C’est assez fou, car on vit dans une époque trépidante, où la plupart des gens ont des horaires, des obligations, des rendez-vous, etc. Il n’arrêtent pas. Dans leur vie, on a mis le contenu, mais on n’a pas mis la méthode ni la motivation. Ils sont occupés voire débordés, mais pas forcément efficaces, et surtout pas satisfaits, pas heureux de subir ces occupations.
Ne croyez pas que je me mets au-dessus du lot. J’ai ma bonne grosse part de tendance à la paresse, démotivation etc. Mais ce qu’il y a de sûr, c’est que ce site, le bouquin d’IH et la fréquentation virtuelle et IRL de gens efficaces, motivés, et entreprenants m’ont fait progresser, m’ont donné envie de faire ; m’ont permis d’acquérir la méthode et la motivation pour faire. Et comme je disais au début, à partir de là, le reste suit.
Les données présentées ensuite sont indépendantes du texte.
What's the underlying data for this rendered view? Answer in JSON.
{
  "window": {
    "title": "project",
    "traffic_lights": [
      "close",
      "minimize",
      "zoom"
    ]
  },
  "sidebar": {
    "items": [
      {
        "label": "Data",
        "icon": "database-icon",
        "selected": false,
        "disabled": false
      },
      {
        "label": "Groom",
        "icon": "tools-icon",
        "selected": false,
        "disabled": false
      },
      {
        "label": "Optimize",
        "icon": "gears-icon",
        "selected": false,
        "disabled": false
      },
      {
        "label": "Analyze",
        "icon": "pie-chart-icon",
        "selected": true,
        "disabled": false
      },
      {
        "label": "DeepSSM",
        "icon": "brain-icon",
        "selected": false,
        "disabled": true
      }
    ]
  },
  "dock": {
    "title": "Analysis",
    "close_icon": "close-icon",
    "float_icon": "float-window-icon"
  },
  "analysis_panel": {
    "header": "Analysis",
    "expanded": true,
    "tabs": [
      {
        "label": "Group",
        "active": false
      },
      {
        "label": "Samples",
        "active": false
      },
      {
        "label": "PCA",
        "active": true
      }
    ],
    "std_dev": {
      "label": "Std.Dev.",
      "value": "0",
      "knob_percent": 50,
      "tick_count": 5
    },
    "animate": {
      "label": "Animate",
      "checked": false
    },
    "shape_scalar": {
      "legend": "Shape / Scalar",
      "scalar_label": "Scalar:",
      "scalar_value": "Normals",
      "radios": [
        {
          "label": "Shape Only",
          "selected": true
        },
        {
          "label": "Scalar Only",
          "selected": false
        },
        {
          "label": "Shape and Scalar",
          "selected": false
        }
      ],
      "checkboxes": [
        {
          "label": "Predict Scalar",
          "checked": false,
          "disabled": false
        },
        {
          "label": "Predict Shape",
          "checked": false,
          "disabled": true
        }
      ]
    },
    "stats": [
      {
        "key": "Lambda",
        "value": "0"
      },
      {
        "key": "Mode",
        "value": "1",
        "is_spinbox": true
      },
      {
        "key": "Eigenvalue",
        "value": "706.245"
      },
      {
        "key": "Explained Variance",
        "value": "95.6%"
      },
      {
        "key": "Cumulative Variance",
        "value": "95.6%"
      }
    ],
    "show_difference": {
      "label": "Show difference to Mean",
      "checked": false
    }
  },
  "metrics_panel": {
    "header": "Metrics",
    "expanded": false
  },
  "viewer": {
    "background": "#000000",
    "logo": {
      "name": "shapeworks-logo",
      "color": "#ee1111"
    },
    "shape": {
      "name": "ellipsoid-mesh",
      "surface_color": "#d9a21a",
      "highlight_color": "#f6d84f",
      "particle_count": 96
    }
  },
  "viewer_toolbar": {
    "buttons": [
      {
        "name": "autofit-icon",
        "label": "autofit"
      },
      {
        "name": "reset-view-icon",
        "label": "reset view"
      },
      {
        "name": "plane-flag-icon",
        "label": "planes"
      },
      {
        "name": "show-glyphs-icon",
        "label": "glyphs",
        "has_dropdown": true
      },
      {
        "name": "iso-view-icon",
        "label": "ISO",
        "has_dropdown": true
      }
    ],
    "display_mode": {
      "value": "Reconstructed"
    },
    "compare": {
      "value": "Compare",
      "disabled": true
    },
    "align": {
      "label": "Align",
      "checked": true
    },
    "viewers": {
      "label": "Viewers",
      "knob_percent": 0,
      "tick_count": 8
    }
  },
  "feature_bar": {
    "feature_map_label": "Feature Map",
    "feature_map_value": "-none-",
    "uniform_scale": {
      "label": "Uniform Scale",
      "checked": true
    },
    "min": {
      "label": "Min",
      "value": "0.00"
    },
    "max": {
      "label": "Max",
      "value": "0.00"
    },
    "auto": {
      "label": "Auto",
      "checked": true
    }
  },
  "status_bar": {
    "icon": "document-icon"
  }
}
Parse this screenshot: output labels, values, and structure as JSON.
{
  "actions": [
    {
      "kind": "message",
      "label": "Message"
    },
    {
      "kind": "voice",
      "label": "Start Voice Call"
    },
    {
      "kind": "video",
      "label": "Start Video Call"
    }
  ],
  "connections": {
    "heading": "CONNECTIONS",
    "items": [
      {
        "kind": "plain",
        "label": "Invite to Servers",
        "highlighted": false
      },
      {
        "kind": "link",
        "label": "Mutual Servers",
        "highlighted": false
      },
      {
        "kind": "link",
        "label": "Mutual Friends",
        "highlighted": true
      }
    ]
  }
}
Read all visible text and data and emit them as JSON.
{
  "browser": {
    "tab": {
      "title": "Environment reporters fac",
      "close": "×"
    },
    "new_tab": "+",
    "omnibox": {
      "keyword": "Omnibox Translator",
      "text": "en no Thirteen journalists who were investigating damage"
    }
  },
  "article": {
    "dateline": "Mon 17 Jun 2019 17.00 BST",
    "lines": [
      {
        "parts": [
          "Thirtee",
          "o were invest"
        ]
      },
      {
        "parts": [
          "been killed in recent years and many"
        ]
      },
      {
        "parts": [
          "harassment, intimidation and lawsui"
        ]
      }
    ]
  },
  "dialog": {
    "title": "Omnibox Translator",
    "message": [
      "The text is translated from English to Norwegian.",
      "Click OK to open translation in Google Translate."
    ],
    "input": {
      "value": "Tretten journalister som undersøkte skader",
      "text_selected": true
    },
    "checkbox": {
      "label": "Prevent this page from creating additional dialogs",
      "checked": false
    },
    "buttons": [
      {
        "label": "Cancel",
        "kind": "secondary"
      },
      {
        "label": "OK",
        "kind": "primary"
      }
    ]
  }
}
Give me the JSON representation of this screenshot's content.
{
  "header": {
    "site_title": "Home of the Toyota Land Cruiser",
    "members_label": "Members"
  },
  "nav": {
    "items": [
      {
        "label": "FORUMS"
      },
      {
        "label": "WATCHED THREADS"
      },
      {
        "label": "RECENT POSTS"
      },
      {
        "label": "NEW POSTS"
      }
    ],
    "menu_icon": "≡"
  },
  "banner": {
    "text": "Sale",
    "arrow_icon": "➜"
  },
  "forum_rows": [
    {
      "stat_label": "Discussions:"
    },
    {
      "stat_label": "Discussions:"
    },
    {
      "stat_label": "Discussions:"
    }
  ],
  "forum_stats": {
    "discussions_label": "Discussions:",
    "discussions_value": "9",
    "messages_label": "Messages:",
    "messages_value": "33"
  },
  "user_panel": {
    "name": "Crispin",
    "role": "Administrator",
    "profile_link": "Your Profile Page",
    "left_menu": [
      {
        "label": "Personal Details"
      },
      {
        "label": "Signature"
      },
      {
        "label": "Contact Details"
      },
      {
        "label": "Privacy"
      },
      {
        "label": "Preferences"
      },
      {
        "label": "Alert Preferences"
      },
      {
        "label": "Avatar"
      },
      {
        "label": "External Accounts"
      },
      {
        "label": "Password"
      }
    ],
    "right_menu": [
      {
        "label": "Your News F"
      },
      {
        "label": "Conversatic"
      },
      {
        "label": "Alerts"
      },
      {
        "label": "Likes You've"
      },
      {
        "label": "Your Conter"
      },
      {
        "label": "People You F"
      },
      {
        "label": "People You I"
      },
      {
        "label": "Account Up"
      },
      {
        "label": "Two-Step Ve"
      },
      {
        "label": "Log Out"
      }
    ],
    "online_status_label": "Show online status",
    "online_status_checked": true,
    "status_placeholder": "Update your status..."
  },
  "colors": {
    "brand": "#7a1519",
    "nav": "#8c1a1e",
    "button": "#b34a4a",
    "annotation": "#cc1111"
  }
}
Donc, vraiment, ce fil est le plus important.
Allez, pour finir cette longue diatribe sur une anecdote qui illustre bien l’ampleur et les méfaits de la paresse : sur l’un des biens que je retape, un interrupteur était en panne. Sous le doigt, il semblait bloqué. Mais la lumière de la pièce fonctionnait. Du coup, pour allumer ou éteindre cette pièce, c’était directement depuis le tableau électrique. J’ai (enfin) pris le temps de regarder quel était le problème. L’interrupteur est manifestement cassé. Il a été réparé en fourrant les deux fils dans le même bornier de l’interrupteur, pour avoir un contact permanent. Il y a quelqu’un qui a pris la peine de le démonter et le "réparer", mais qui n’a pas pris les 2 minutes de plus et les 3 € de plus pour changer l’interrupteur ce qui aurait été la vraie réparation. Non, il a transformé l’interrupteur en bornier, en sucre, et il a dit : "ça fera bien". Et TOUT est à l’avenant dans ce bien.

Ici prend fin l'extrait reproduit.